Atlanta coffee company Thrive brewed up strong results in 2015. Demand from corporate customers, including Chick-fil-A, percolated, putting Thrive on pace to generate $20 million in revenue for the year. But the four-year-old roaster doesn’t reap all the rewards. It shares half its sales with the guys at the bottom of the supply chain: the farmers who raise and harvest its beans.
When Michael Jones and Kenneth Lander started Thrive in 2011, they couldn’t understand why often-impoverished coffee farmers had to assume all the risks of planting and raising beans. Volatile commodity prices made their revenues uncertain; weather disasters routinely decimated their crops. (One reason the two were extra sympathetic: Jones’s father-in-law is a Jamaican coffee farmer, and Lander, a retired attorney, had purchased his own coffee farm in Costa Rica.) Says Lander of the traditional arrangement: “It was an injustice.”
Thrive is the latest roaster in the $26 billion specialty coffee market, the realm of higher-quality beans identified by where they were grown, to participate in what could be called fair trade 2.0. The initial version, which continues to grow as a percentage of bean sales—from 1.5% a decade ago to 6.0% last year—established minimum prices, about 15¢ a pound more than the commodity rate. Growers who meet certain labor and environmental standards are certified as fair trade. Buyers also pay an additional 20¢ a pound for community development—schools or roads—along with 30¢ per pound more if the coffee is organic.
For specialty-grade coffee, hand sorting is the last step in the dry milling process. To prepare this coffee for export, mill workers, typically women, skillfully and tediously pick out any discolored or ‘off’ coffee beans that could potentially take away from the quality of the coffee. From here the coffee will be bagged and stored until it is sold and shipped.Courtesy of Thrive
Fair Trade USA has delivered $350 million in extra income and assistance to 1.2 million farmers worldwide in its 17 years.

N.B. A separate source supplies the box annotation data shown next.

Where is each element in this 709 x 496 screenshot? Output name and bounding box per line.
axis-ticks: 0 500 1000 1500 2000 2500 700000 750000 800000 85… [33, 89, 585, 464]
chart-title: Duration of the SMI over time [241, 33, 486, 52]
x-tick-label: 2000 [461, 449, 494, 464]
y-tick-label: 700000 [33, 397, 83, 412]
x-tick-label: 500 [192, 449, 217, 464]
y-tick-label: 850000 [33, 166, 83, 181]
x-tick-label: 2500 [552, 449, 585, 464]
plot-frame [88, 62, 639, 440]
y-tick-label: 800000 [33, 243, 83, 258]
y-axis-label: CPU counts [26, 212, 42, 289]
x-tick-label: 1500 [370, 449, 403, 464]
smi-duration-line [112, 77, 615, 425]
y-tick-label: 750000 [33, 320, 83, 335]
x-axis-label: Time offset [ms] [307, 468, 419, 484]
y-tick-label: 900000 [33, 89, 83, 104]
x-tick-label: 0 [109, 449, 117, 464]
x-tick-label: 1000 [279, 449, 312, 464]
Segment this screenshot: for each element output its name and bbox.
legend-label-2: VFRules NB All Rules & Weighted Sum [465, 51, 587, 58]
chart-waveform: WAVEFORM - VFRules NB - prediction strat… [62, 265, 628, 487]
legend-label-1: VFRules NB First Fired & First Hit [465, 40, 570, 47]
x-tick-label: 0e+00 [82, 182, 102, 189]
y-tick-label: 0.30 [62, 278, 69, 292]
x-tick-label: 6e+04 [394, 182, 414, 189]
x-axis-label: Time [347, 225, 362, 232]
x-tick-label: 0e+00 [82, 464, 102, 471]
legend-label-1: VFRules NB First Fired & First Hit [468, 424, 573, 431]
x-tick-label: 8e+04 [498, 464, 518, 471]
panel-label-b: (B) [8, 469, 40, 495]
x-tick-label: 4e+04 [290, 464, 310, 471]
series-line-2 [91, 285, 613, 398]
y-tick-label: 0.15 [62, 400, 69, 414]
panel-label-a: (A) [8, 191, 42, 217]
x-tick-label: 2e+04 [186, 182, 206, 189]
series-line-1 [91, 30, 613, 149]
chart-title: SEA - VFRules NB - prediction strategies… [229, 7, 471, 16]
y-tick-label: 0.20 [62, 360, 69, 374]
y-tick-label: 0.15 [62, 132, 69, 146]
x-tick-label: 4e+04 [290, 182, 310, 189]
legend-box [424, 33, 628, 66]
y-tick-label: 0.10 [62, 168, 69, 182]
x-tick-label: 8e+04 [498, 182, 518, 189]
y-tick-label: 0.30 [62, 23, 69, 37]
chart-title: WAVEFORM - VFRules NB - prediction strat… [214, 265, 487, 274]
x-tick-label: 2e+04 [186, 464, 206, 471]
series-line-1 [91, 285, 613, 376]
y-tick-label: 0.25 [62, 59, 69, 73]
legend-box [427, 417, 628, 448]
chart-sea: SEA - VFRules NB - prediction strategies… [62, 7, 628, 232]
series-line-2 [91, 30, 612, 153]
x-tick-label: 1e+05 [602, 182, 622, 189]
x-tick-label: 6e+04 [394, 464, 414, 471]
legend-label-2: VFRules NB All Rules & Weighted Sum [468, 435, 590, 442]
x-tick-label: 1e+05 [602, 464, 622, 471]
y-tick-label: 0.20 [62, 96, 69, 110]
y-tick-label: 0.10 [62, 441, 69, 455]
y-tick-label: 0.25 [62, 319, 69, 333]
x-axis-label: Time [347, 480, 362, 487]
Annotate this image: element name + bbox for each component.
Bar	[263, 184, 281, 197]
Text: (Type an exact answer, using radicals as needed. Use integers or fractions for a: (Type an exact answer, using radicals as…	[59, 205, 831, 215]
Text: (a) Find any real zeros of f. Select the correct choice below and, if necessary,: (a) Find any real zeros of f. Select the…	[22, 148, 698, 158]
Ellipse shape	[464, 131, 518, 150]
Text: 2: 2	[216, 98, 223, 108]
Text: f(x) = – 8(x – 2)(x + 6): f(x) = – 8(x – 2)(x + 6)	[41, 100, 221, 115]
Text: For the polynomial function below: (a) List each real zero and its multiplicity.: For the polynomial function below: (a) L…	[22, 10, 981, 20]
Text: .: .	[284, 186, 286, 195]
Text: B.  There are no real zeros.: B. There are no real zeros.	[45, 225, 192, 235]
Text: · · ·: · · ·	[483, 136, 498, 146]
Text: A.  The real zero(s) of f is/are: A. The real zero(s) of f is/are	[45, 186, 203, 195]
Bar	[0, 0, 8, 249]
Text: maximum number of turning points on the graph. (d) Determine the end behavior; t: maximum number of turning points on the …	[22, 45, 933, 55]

The certification has expanded to categories such as textiles and fruit. Says Paul Rice, CEO of Fair Trade USA: “It’s enabling amazing changes.”
But fair trade hasn’t been enough to lift most coffee farmers out of poverty—critics charge that roasters enjoy a much larger share of the fair-trade premium than the growers—much less allow them to invest and improve their growing techniques.
A new generation of roasters is committing more money to partner with farmers. Companies like Intelligentsia and Stumptown Coffee (both newly acquired by Peet’s) and Counter Culture are touting “direct trade,” a phrase that connotes a less formal approach to teaming with growers with a particular emphasis on high quality.